For the sake of simplifying slip-controlled brake systems and for the sake of rendering them cheaper known systems provide but one or two braking pressure control channels instead of individual control of all wheels. In order to nevertheless avoid lock-up of the wheels connected to one common channel according to the "select-low" principle the wheel with the strongest deceleration is used for governing the braking pressure. In so doing, and with respect to the second wheel controlled along with the first one, one does not utilize the adhesive value to the maximum extent possible. As a result thereof the length of the necessary stopping distance may increase. If, on the other side, slip control depends on the "select-high" principle (i.e., on the faster wheel or rather on the wheel decelerated less) in many cases it is impossible to avoid excessive slip or even a lock-up of the wheel controlled along with the first one.
It is also known to abandon a fixed coordination of the wheels with a certain control group governed either by the "select-low" principle or by the "select-high" principle.

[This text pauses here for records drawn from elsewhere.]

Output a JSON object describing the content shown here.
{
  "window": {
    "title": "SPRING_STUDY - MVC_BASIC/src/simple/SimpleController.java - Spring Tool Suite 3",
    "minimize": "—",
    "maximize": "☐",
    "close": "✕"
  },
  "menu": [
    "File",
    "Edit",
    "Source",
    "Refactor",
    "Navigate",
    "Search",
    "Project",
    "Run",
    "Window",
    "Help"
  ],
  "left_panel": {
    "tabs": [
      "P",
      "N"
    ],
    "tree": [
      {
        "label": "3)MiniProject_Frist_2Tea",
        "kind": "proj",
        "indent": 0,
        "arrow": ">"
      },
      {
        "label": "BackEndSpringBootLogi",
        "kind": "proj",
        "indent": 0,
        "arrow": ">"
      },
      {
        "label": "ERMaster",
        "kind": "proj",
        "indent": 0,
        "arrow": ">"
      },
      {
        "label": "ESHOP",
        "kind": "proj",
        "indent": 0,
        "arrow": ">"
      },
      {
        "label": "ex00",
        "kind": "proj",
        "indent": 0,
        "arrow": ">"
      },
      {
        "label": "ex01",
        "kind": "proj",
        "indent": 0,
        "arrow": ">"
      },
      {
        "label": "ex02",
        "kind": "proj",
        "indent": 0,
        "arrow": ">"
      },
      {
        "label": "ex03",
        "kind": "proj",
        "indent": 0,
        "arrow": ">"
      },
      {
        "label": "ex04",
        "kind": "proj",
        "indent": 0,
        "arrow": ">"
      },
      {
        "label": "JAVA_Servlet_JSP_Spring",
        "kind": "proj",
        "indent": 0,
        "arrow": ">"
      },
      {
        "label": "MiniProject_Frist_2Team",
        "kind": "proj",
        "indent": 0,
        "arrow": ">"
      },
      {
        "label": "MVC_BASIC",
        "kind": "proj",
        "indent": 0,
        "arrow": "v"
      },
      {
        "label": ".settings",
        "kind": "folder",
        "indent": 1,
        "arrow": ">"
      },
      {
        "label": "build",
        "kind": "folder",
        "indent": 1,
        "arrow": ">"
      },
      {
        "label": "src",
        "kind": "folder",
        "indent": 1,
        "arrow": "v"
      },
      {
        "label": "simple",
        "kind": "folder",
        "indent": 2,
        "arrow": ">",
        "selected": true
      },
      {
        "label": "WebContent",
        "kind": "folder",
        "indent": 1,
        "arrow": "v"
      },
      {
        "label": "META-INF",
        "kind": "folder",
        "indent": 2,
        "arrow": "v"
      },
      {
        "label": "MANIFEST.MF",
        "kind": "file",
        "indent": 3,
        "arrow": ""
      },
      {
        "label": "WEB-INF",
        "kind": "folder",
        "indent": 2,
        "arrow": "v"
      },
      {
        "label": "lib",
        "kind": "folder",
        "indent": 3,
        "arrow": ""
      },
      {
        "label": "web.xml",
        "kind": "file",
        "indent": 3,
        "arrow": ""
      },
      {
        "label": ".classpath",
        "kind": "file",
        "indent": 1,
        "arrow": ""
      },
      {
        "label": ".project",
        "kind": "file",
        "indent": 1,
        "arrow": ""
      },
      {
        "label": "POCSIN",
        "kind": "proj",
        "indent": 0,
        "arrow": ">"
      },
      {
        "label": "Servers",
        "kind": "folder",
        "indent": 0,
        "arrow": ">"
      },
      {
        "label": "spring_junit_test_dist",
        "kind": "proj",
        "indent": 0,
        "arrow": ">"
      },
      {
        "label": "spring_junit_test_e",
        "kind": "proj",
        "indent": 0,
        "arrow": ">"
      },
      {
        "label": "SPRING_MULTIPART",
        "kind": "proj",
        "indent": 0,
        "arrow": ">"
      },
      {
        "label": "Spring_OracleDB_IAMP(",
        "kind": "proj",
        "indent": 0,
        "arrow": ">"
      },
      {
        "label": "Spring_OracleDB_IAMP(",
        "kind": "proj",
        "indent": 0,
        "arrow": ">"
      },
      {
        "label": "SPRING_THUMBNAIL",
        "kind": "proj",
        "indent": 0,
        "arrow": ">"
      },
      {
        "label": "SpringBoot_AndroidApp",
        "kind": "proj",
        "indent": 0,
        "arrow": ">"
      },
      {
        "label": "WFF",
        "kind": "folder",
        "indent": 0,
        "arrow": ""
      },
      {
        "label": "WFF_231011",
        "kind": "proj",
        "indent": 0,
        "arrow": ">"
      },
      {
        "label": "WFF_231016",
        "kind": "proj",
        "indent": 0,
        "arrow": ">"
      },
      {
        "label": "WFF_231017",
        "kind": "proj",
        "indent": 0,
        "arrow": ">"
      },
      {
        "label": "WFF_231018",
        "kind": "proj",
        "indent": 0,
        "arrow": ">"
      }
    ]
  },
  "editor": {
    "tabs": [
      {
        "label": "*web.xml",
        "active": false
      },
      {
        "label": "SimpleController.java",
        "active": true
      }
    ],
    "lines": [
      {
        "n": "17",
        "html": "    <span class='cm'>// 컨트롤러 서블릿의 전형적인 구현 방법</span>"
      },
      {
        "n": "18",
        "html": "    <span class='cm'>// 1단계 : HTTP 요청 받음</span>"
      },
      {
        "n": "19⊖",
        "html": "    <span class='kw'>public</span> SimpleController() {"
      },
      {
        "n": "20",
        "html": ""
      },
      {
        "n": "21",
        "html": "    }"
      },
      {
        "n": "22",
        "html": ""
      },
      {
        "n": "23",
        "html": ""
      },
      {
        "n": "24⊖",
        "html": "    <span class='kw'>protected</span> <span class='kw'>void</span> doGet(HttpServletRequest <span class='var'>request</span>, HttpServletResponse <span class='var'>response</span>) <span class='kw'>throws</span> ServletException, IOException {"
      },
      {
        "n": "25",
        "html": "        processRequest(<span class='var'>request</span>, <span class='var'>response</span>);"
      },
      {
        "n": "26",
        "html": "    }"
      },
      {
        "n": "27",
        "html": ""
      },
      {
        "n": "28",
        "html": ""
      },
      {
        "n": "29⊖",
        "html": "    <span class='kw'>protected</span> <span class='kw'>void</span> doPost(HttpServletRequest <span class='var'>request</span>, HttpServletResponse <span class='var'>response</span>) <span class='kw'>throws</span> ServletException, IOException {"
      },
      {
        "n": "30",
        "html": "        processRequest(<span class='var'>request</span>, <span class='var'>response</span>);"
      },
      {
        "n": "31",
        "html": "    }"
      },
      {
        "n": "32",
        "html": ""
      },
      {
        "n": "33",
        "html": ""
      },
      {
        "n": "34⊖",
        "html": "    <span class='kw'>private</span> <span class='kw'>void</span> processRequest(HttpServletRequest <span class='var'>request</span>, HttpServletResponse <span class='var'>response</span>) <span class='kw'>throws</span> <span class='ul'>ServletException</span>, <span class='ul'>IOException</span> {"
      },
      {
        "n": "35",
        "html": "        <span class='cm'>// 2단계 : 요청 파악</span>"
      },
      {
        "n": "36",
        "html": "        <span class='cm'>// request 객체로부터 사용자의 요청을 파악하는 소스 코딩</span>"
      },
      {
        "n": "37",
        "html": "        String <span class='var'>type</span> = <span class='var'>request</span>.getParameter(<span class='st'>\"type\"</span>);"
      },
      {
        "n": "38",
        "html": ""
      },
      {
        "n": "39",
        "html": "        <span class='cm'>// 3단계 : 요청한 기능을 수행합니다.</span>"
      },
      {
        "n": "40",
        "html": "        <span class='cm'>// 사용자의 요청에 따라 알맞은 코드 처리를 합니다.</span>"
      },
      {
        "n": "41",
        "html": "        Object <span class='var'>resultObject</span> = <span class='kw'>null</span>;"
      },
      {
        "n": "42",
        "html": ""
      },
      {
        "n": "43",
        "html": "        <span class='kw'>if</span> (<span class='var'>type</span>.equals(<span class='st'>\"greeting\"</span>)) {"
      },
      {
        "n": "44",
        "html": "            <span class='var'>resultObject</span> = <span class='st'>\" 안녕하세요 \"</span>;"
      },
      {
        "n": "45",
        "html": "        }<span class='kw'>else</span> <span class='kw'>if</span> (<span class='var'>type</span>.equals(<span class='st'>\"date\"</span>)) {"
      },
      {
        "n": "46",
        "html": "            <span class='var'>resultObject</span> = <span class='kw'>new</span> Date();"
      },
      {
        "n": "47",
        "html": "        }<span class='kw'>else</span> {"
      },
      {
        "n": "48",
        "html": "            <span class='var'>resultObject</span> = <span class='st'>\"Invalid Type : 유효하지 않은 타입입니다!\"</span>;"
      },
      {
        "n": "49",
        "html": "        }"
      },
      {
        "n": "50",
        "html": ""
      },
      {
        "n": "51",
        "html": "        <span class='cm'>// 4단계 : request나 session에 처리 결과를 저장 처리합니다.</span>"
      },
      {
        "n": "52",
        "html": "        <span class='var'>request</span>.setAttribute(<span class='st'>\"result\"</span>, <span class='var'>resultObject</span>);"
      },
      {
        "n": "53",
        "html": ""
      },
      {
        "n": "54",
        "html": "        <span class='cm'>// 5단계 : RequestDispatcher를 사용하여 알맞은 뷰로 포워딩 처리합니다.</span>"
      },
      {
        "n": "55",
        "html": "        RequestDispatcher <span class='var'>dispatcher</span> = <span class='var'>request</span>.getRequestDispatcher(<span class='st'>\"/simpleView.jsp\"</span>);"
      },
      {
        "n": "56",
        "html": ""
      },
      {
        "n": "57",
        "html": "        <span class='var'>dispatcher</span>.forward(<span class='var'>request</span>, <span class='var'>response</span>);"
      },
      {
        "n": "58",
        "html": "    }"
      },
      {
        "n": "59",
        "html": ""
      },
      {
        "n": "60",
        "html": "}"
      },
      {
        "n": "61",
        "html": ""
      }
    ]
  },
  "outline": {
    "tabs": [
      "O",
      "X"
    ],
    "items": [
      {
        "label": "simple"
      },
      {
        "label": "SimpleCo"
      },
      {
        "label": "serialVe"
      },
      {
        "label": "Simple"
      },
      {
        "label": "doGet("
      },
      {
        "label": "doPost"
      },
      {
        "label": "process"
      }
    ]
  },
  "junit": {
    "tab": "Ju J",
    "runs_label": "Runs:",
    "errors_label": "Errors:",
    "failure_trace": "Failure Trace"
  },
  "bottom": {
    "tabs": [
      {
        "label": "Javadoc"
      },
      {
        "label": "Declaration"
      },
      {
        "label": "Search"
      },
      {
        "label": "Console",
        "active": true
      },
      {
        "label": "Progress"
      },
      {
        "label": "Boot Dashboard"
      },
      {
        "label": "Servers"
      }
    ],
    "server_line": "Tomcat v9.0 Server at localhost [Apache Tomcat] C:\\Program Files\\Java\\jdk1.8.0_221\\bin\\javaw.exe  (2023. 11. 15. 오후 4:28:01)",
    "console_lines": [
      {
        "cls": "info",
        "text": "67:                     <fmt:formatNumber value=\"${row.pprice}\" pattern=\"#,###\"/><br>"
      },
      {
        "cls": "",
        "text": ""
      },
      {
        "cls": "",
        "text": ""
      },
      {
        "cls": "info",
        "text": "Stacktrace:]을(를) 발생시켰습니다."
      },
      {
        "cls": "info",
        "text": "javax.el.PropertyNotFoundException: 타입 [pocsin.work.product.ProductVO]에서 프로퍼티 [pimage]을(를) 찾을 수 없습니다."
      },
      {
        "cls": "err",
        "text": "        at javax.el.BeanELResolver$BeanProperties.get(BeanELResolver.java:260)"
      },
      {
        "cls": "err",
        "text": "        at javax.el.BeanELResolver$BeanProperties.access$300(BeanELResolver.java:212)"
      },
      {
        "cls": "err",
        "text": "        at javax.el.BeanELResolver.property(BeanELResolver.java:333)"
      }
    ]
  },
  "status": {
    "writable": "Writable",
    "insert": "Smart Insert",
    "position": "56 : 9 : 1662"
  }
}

Instead, in a known anti-skid system (European Patent=E.P.-A-51801) at first one determines which wheel has the worst road surface contact, ignoring its rotational behavior and controlling all the other wheels jointly according to the "select-low" criterium. In the case of a dual-circuit brake sytem with diagonal split-up, in this known system the circuit with the wheel, which is the first to become unstable, is switched to "select-high" control, the other circuit being switched to "select-low" control. This method is disadvantageous in that in some situations (e.g., when changing lanes or in a bend) there may result excessive debraking. It is therefore an object of this invention to overcome the mentioned disadvantages of the known brake systems and to provide a slip-controlled brake system which despite the limitation to two braking pressure control channels ensures a safe braking action with a short stopping distance even in unfavorable situations and in particular when braking in a bend or when changing lanes.
Generally, this invention adapts the controlled braking pressure variation to the varying conditions and physical factors of straight-onward driving and of cornering such as to maintain the driving stability and steerability as far as possible in all situations.